What about a more imaginative choice of reading altogether? Yes, kids must get through the compulsory Shakespeare text and Romantic poetry but must they read the same few titles as last year, the year before, and the decade before that? If we want to bring in the Americans, there are so many glorious choices from the pre-1900 canon which still qualify. Those who might be mourning the fact that they can no longer be 'tested' on The Great Gatsby can perhaps study Adventures of Huckleberry Finn, or 12 Years a Slave, for that matter. What's to stop the exam boards? Just as OCR (Oxford Cambridge and RSA board) is broadening its history curriculum "beyond Hitler and the Henrys", the same could be done with English literature (although OCR's new draft syllabus features the veterans, Great Expectations and Pride and Prejudice).
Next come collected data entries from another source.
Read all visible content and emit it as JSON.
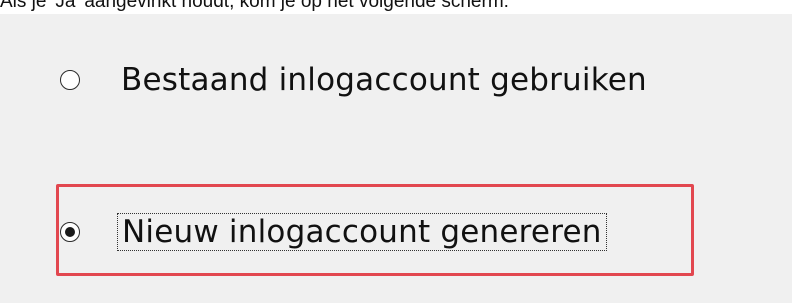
{
  "caption": "Als je 'Ja' aangevinkt houdt, kom je op het volgende scherm:",
  "options": [
    {
      "label": "Bestaand inlogaccount gebruiken",
      "selected": false
    },
    {
      "label": "Nieuw inlogaccount genereren",
      "selected": true
    }
  ],
  "colors": {
    "panel_background": "#f0f0f0",
    "highlight_border": "#e2474f"
  }
}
There is more to English literature than Pride and Prejudice, and there is more to American literature than Of Mice and Men. And of course, there is much more to teaching, and learning, literature than just the set texts. Mr Gove might stand charged of sending mixed messages to schools – he talks of giving them greater freedoms on the one hand but urges the teaching of synthetic phonics on the other, for example – but he can't really be got at for wanting to give schoolchildren greater variety of literature. It's high time for the "banning" of Of Mice and Men, in my book.